Secondo la Cassazione più recente la cessione d’azienda si discosta e differisce dalla cessione del contratto è indipendente dalla volontà delle parti stipulanti e neppure richiede per il perfezionamento della medesima il consenso del ceduto.
Ciò al fine di garantire una più fluida circolazione dei complessi aziendali e che “rischierebbe di rimanere frustrato se si ritenesse necessaria, ai fini del prodursi del fenomeno successorio, un’accettazione espressa dei contratti e delle pattuizioni per la cui validità è richiesta la forma scritta”.

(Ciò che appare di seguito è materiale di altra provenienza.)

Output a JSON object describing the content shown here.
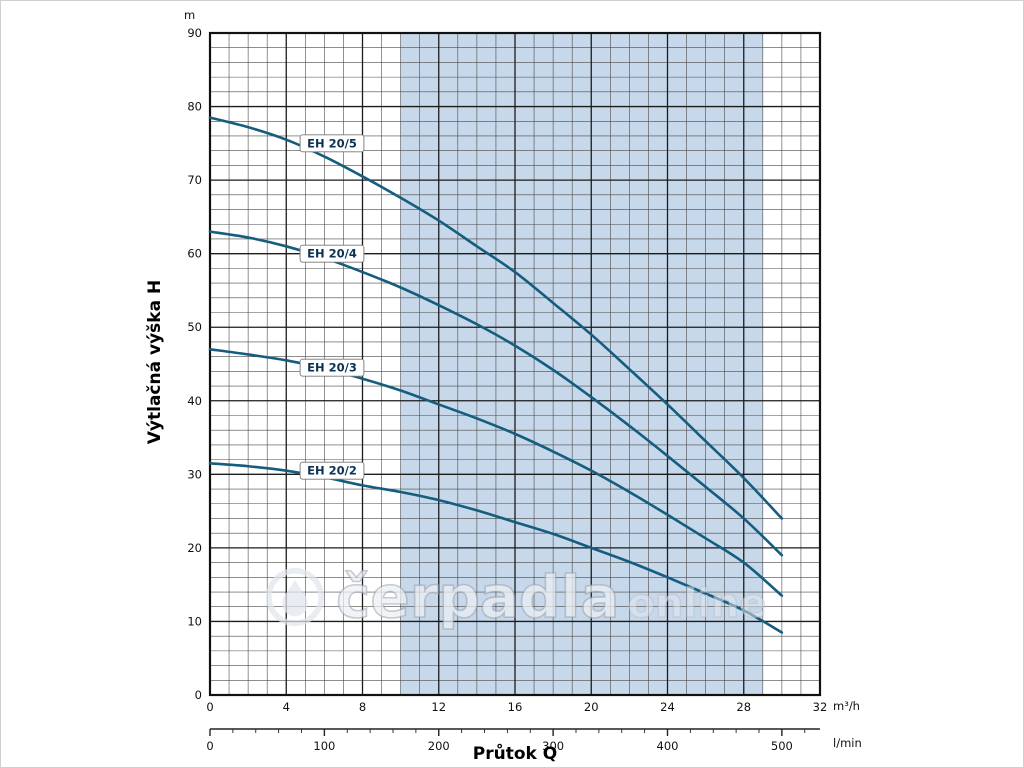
{
  "chart_data": {
    "type": "line",
    "title": "",
    "xlabel": "Průtok Q",
    "ylabel": "Výtlačná výška H",
    "y_unit": "m",
    "x_unit": "m³/h",
    "x_unit_secondary": "l/min",
    "xlim": [
      0,
      32
    ],
    "ylim": [
      0,
      90
    ],
    "grid": true,
    "x_major_ticks": [
      0,
      4,
      8,
      12,
      16,
      20,
      24,
      28,
      32
    ],
    "x_minor_step": 1,
    "y_major_ticks": [
      0,
      10,
      20,
      30,
      40,
      50,
      60,
      70,
      80,
      90
    ],
    "y_minor_step": 2,
    "secondary_axis": {
      "unit": "l/min",
      "ticks": [
        0,
        100,
        200,
        300,
        400,
        500
      ],
      "minor_step": 20,
      "max": 533.3,
      "lmin_per_m3h": 16.6667
    },
    "shaded_band": {
      "x_from": 10,
      "x_to": 29
    },
    "series": [
      {
        "name": "EH 20/5",
        "label": {
          "x": 6.4,
          "y": 75
        },
        "points": [
          [
            0,
            78.5
          ],
          [
            2,
            77.2
          ],
          [
            4,
            75.5
          ],
          [
            6,
            73.2
          ],
          [
            8,
            70.5
          ],
          [
            10,
            67.6
          ],
          [
            12,
            64.5
          ],
          [
            14,
            61.0
          ],
          [
            16,
            57.5
          ],
          [
            18,
            53.3
          ],
          [
            20,
            49.0
          ],
          [
            22,
            44.3
          ],
          [
            24,
            39.5
          ],
          [
            26,
            34.5
          ],
          [
            28,
            29.5
          ],
          [
            30,
            24.0
          ]
        ]
      },
      {
        "name": "EH 20/4",
        "label": {
          "x": 6.4,
          "y": 60
        },
        "points": [
          [
            0,
            63.0
          ],
          [
            2,
            62.2
          ],
          [
            4,
            61.0
          ],
          [
            6,
            59.4
          ],
          [
            8,
            57.5
          ],
          [
            10,
            55.4
          ],
          [
            12,
            53.0
          ],
          [
            14,
            50.4
          ],
          [
            16,
            47.5
          ],
          [
            18,
            44.2
          ],
          [
            20,
            40.5
          ],
          [
            22,
            36.6
          ],
          [
            24,
            32.5
          ],
          [
            26,
            28.3
          ],
          [
            28,
            24.0
          ],
          [
            30,
            19.0
          ]
        ]
      },
      {
        "name": "EH 20/3",
        "label": {
          "x": 6.4,
          "y": 44.5
        },
        "points": [
          [
            0,
            47.0
          ],
          [
            2,
            46.3
          ],
          [
            4,
            45.5
          ],
          [
            6,
            44.4
          ],
          [
            8,
            43.0
          ],
          [
            10,
            41.4
          ],
          [
            12,
            39.5
          ],
          [
            14,
            37.6
          ],
          [
            16,
            35.5
          ],
          [
            18,
            33.1
          ],
          [
            20,
            30.5
          ],
          [
            22,
            27.6
          ],
          [
            24,
            24.5
          ],
          [
            26,
            21.3
          ],
          [
            28,
            18.0
          ],
          [
            30,
            13.5
          ]
        ]
      },
      {
        "name": "EH 20/2",
        "label": {
          "x": 6.4,
          "y": 30.5
        },
        "points": [
          [
            0,
            31.5
          ],
          [
            2,
            31.1
          ],
          [
            4,
            30.5
          ],
          [
            6,
            29.6
          ],
          [
            8,
            28.5
          ],
          [
            10,
            27.6
          ],
          [
            12,
            26.5
          ],
          [
            14,
            25.1
          ],
          [
            16,
            23.5
          ],
          [
            18,
            21.9
          ],
          [
            20,
            20.0
          ],
          [
            22,
            18.1
          ],
          [
            24,
            16.0
          ],
          [
            26,
            13.8
          ],
          [
            28,
            11.5
          ],
          [
            30,
            8.5
          ]
        ]
      }
    ],
    "colors": {
      "curve": "#155d7f",
      "band": "#c6d8ea",
      "grid_minor": "#4a4a4a",
      "grid_major": "#1b1b1b",
      "border": "#111111",
      "label_box_fill": "#ffffff",
      "label_box_stroke": "#777777",
      "label_text": "#0c3354"
    },
    "watermark": {
      "brand": "čerpadla",
      "suffix": "online"
    }
  }
}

La Corte di legittimità inoltre rilevava che non sarebbe neanche configurabile il mantenimento della titolarità dei debiti appartenenti alla società ceduta ai sensi dell’art. 2560 c.c., il quale dispone che “l’alienante non è liberato dai debiti, inerenti all’esercizio dell’azienda ceduta anteriori al trasferimento, se non risulta che i creditori vi hanno consentito. Nel trasferimento di un’azienda commerciale risponde dei debiti suddetti anche l’acquirente dell’azienda, se essi risultano dai libri contabili obbligatori”.
Per giurisprudenza costante infatti, la norma in questione non si applica “con riferimento ai debiti relativi all’azienda ceduta, secondo cui dei debiti suddetti risponde anche l’acquirente dell’azienda allorché essi risultino dai libri contabili obbligatori, è destinato a trovare applicazione quando si tratti di debiti in sé soli considerati, e non anche quando, viceversa, essi si ricolleghino a posizioni contrattuali non ancora definite”[2].

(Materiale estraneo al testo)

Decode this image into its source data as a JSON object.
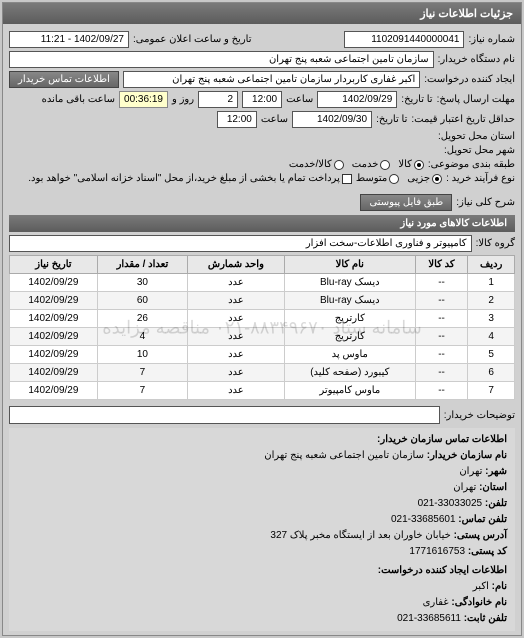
{
  "header": {
    "title": "جزئیات اطلاعات نیاز"
  },
  "request": {
    "number_label": "شماره نیاز:",
    "number": "1102091440000041",
    "announce_label": "تاریخ و ساعت اعلان عمومی:",
    "announce": "1402/09/27 - 11:21",
    "buyer_org_label": "نام دستگاه خریدار:",
    "buyer_org": "سازمان تامین اجتماعی شعبه پنج تهران",
    "creator_label": "ایجاد کننده درخواست:",
    "creator": "اکبر غفاری کاربردار  سازمان تامین اجتماعی شعبه پنج تهران",
    "contact_btn": "اطلاعات تماس خریدار",
    "deadline_label": "مهلت ارسال پاسخ:",
    "deadline_to": "تا تاریخ:",
    "deadline_date": "1402/09/29",
    "time_label": "ساعت",
    "deadline_time": "12:00",
    "days_and": "روز و",
    "days_num": "2",
    "remain": "ساعت باقی مانده",
    "remain_time": "00:36:19",
    "validity_label": "حداقل تاریخ اعتبار قیمت:",
    "validity_to": "تا تاریخ:",
    "validity_date": "1402/09/30",
    "validity_time": "12:00",
    "province_label": "استان محل تحویل:",
    "city_label": "شهر محل تحویل:",
    "subject_class_label": "طبقه بندی موضوعی:",
    "subject_kala": "کالا",
    "subject_service": "خدمت",
    "subject_both": "کالا/خدمت",
    "buy_type_label": "نوع فرآیند خرید :",
    "buy_small": "جزیی",
    "buy_med": "متوسط",
    "buy_note": "پرداخت تمام یا بخشی از مبلغ خرید،از محل \"اسناد خزانه اسلامی\" خواهد بود.",
    "desc_label": "شرح کلی نیاز:",
    "desc_btn": "طبق فایل پیوستی"
  },
  "goods_section": {
    "title": "اطلاعات کالاهای مورد نیاز",
    "group_label": "گروه کالا:",
    "group_value": "کامپیوتر و فناوری اطلاعات-سخت افزار",
    "columns": {
      "row": "ردیف",
      "code": "کد کالا",
      "name": "نام کالا",
      "unit": "واحد شمارش",
      "qty": "تعداد / مقدار",
      "date": "تاریخ نیاز"
    },
    "rows": [
      {
        "n": "1",
        "code": "--",
        "name": "دیسک Blu-ray",
        "unit": "عدد",
        "qty": "30",
        "date": "1402/09/29"
      },
      {
        "n": "2",
        "code": "--",
        "name": "دیسک Blu-ray",
        "unit": "عدد",
        "qty": "60",
        "date": "1402/09/29"
      },
      {
        "n": "3",
        "code": "--",
        "name": "کارتریج",
        "unit": "عدد",
        "qty": "26",
        "date": "1402/09/29"
      },
      {
        "n": "4",
        "code": "--",
        "name": "کارتریج",
        "unit": "عدد",
        "qty": "4",
        "date": "1402/09/29"
      },
      {
        "n": "5",
        "code": "--",
        "name": "ماوس پد",
        "unit": "عدد",
        "qty": "10",
        "date": "1402/09/29"
      },
      {
        "n": "6",
        "code": "--",
        "name": "کیبورد (صفحه کلید)",
        "unit": "عدد",
        "qty": "7",
        "date": "1402/09/29"
      },
      {
        "n": "7",
        "code": "--",
        "name": "ماوس کامپیوتر",
        "unit": "عدد",
        "qty": "7",
        "date": "1402/09/29"
      }
    ],
    "watermark": "سامانه ستاد ۸۸۳۴۹۶۷۰-۰۲۱ مناقصه مزایده",
    "buyer_note_label": "توضیحات خریدار:"
  },
  "contact": {
    "title": "اطلاعات تماس سازمان خریدار:",
    "org_label": "نام سازمان خریدار:",
    "org": "سازمان تامین اجتماعی شعبه پنج تهران",
    "city_label": "شهر:",
    "city": "تهران",
    "province_label": "استان:",
    "province": "تهران",
    "phone_label": "تلفن:",
    "phone": "33033025-021",
    "fax_label": "تلفن تماس:",
    "fax": "33685601-021",
    "address_label": "آدرس پستی:",
    "address": "خیابان خاوران بعد از ایستگاه مخبر پلاک 327",
    "postal_label": "کد پستی:",
    "postal": "1771616753",
    "creator_title": "اطلاعات ایجاد کننده درخواست:",
    "name_label": "نام:",
    "name": "اکبر",
    "family_label": "نام خانوادگی:",
    "family": "غفاری",
    "tel_label": "تلفن ثابت:",
    "tel": "33685611-021"
  }
}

La sentenza della Corte distrettuale appare per tali ragioni pronunciata in violazione dell’art. 2558 c.c., per non aver fatto discendere dal conferimento della società Epsilon le conseguenze e gli effetti giuridici previsti dalla previsione in oggetto relativamente al negozio preliminare oggetto del contendere.
Gli altri motivi di ricorsi devono ritenersi assorbiti in quanto in connessione logica con il quinto sin qui esaminato giacchè i primi quattro motivi investono la valutazione del giudice delle seconde cure relativamente alla condotta delle parti successiva al preliminare di compravendita e relativamente alla imputabilità della mancata conclusione del contratto definitivo; il sesto motivo riguarda la statuizione sulle spese ed il settimo l’omessa ammissione delle allegazioni prodotti dall’appellante per l’accertamento dei fatti controversi.

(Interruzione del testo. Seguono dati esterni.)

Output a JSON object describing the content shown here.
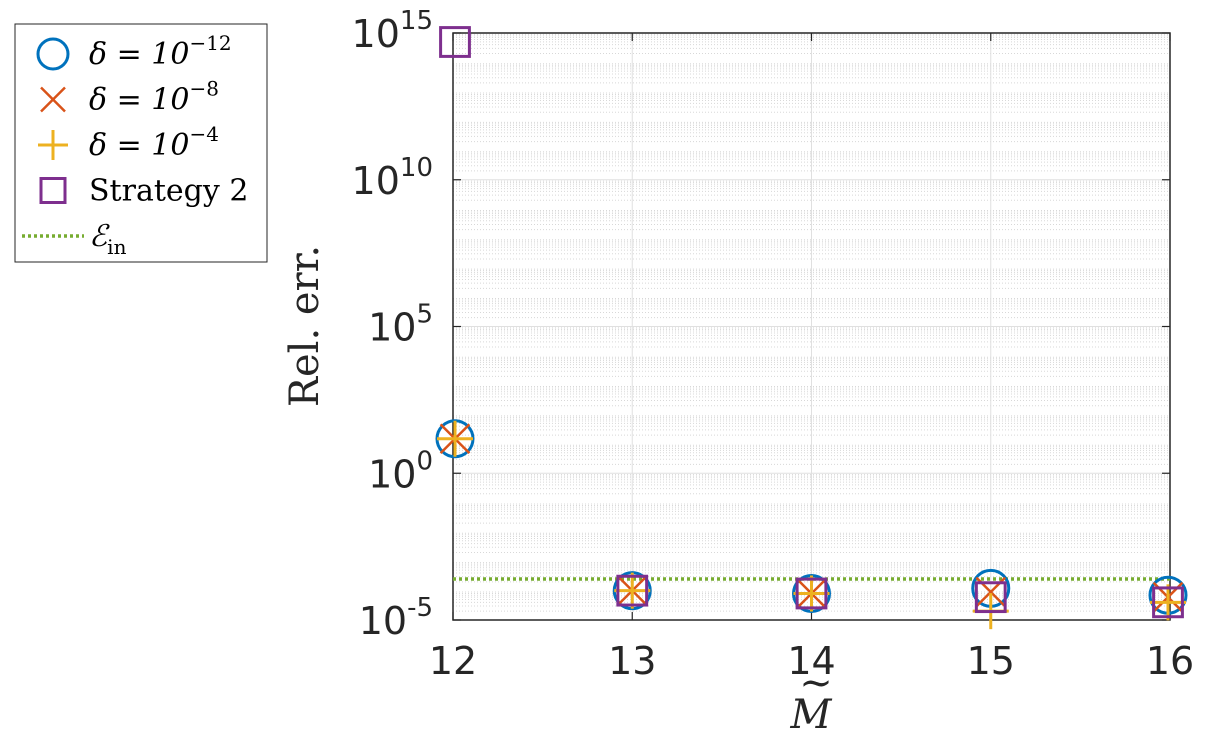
{
  "chart_data": {
    "type": "scatter",
    "x_scale": "linear",
    "y_scale": "log",
    "xlim": [
      12,
      16
    ],
    "ylim": [
      1e-05,
      1000000000000000.0
    ],
    "grid": true,
    "minor_grid_y": true,
    "xlabel": "M̃",
    "xlabel_base": "M",
    "xlabel_accent": "~",
    "ylabel": "Rel. err.",
    "x_ticks": [
      "12",
      "13",
      "14",
      "15",
      "16"
    ],
    "y_ticks": [
      {
        "value": 1e-05,
        "base": "10",
        "exp": "-5"
      },
      {
        "value": 1.0,
        "base": "10",
        "exp": "0"
      },
      {
        "value": 100000.0,
        "base": "10",
        "exp": "5"
      },
      {
        "value": 10000000000.0,
        "base": "10",
        "exp": "10"
      },
      {
        "value": 1000000000000000.0,
        "base": "10",
        "exp": "15"
      }
    ],
    "legend_position": "outside-top-left",
    "series": [
      {
        "name": "δ = 10^−12",
        "label_main": "δ = 10",
        "label_exp": "−12",
        "marker": "circle",
        "color": "#0072BD",
        "x": [
          12,
          13,
          14,
          15,
          16
        ],
        "y": [
          15,
          0.0001,
          8e-05,
          0.00012,
          7e-05
        ]
      },
      {
        "name": "δ = 10^−8",
        "label_main": "δ = 10",
        "label_exp": "−8",
        "marker": "x",
        "color": "#D95319",
        "x": [
          12,
          13,
          14,
          15,
          16
        ],
        "y": [
          15,
          0.0001,
          8e-05,
          9e-05,
          6e-05
        ]
      },
      {
        "name": "δ = 10^−4",
        "label_main": "δ = 10",
        "label_exp": "−4",
        "marker": "plus",
        "color": "#EDB120",
        "x": [
          12,
          13,
          14,
          15,
          16
        ],
        "y": [
          15,
          0.0001,
          8e-05,
          2e-05,
          4e-05
        ]
      },
      {
        "name": "Strategy 2",
        "label_main": "Strategy 2",
        "label_exp": "",
        "marker": "square",
        "color": "#7E2F8E",
        "x": [
          12,
          13,
          14,
          15,
          16
        ],
        "y": [
          500000000000000.0,
          0.0001,
          8e-05,
          6e-05,
          4e-05
        ]
      }
    ],
    "reference_line": {
      "name": "ℰ_in",
      "label_main": "ℰ",
      "label_sub": "in",
      "y": 0.00025,
      "style": "dotted",
      "color": "#77AC30"
    }
  }
}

La Corte accogliendo il ricorso, cassava con rinvio la sentenza impugnata senza ritenere necessario alcun altro nuovo ed ulteriore accertamento di fatto in quanto “la causa va decisa nel merito con il rigetto in applicazione dei principi di diritto sopra esposti della domanda formulata dalla società Beta nei confronti della società Gamma”.